Ross Garnaut has warned that flawed regulation is partly responsible for Australia’s surging cost of electricity, and called for a regulatory overhaul to minimize the limited impact of a carbon price on electricity prices and energy security.

In his final updated paper on the climate change, dealing with the electricity sector, Garnaut has noted that Australians continue to enjoy relatively low electricity prices by world standards, but that our reliance on coal means the electricity sector must be overhauled to address the emissions-intensive nature of the Australian economy.

And he tackles one of the most controversial of current political issues, and the key to the Coalition’s campaign against the Government’s carbon price scheme, rising electricity prices. The paper explores how rising network costs and the lack of certainty around a carbon price have driven large price rises in the sector in recent years, but Garnaut also believes poor regulation has contributed to the rapid rise in prices. He blames flaws in the framework regulating electricity producing monopolies, price-capping incentives for firms to over-invest, a generous appeals process, too-high reliability standards and continuing state ownership as all contributing to escalating prices, on top of the need to replace ageing infrastructure.

Without regulatory reform, he warns, these pressures will combine with rising coal and gas prices to continue driving up electricity costs in the future.

He proposes a series of reforms to strengthen and establish new regulators within the sector and establish as truly national (WA and NT apart) market. These will, he argues, reduce the impact of a carbon price and reduce price pressures.

Garnaut also notes that the Renewable Energy Target and other state-based renewables schemes are also driving up costs, and should be phased out once a carbon price is in place – the same recommendation as in his original 2008 report.

The paper takes head-on claims from the electricity sector, and in particular the transnational owners of the Hazelwood and Yallourn power plants, in relation to the CPRS, that massive assistance was required to ensure that the plants continued to operate. Garnaut terms the risk of energy security concerns from a carbon price “low – if not negligible” and says they can be addressed by ensuring a fully national electricity market is in place that will prevent problems associated with “too big to fail” suppliers. In Garnaut’s view, operation of those plants will continue to be profitable even as the economy transitions to greater reliance on gas or, if gas prices are too high, renewables. In any event, he notes, both plants are likely even long after the establishment of a carbon price has driven a shift to gas and renewables, to continue to operate in a non-baseload capacity, firing up during the warmest months to provide peak power. Garnaut also notes that it doesn’t take a carbon price to threaten the collapse of a power company, citing the impact of the GFC on Babcock and Brown.

However, he recommends that owners of the most emissions-intensive plants be given temporary access to government loan guarantees to ensure a smooth transition to a carbon price, a conclusion unlikely to please electricity generators who demanded, and received, commitments worth hundreds of millions of dollars from the Rudd Government as transitional assistance under the CPRS.

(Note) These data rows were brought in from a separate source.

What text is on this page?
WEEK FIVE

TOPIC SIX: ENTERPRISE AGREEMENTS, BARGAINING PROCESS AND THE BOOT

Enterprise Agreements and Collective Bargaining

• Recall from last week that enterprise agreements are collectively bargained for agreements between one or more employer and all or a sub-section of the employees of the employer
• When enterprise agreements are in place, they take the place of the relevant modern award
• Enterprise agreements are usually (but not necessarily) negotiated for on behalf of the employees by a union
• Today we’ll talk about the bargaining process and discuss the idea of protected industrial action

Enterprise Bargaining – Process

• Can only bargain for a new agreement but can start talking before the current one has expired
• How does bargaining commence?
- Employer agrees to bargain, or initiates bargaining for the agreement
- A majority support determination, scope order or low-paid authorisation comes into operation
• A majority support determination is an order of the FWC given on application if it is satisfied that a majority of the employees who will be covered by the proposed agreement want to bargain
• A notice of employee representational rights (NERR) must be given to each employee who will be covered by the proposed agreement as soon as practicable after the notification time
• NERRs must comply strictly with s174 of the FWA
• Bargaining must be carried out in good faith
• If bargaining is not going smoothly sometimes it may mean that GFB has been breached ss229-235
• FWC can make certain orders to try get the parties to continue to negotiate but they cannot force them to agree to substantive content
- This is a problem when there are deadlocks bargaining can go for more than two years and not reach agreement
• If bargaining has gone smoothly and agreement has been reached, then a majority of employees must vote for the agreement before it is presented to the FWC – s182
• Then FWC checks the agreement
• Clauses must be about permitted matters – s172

Garnaut also considers, without naming it, the Coalition’s plan to pay the owners of Hazelwood and Yallourn billions of dollars to shut them down, and finds it unworkable. He warns that the cost of paying the owners to shut them down would be less than the real cost to consumers via higher electricity prices.

The Auction for Closure requires government to prescribe the natural pathway to market exit. Those bidders successful at the auction will be constrained in their ability to respond to changing market conditions such as higher gas prices, lower capital costs for low-emissions technologies or strong demand growth. Government is poorly place to make decision of this kind.

The main benefit of the Auction for Closure approach is that it tells potential investors in low-emissions generation that future electricity prices will be higher. It is not clear that this is necessary. Firms are making their own judgement about the likelihood of high emissions generators reducing their production, and about the effect that this will have on electricity prices.

What’s missing from the paper is a detailed assessment of the impact of a carbon price. Garnaut notes previous Treasury modeling on the impact of a $23 a tonne carbon price, which would have increased household electricity bills by 20%. Now, he says, the impact would be smaller due to the subsequent rises in electricity prices. He reiterates that compensation should be provided via tax cuts, the transfer payments system and, for low-income households, energy efficiency measures that will yield ongoing savings.

While there’ll be a final report from Garnaut at the end of May, this is the last update of his original report. And in a passing comment on the electricity market, it’s hard not to see Garnaut taking the opportunity to have a not-so-subtle dig at Australian business and politicians and their attitude toward economic reform, which he’s been engaged in as a key Government adviser for nearly three decades:

Many people in Australia, including many in business leadership roles, distrust markets. They fear that market outcomes will be seriously disruptive, and dislike the uncertainty with which market outcomes are associated. There is a deep Australian yearning for the certainties of controls and subsidies. However, while markets are imperfect, the general experience is that they are more effective than any other mechanisms for ensuring that supply is available reliably to meet demand. I see no reason why the electricity market is different from others.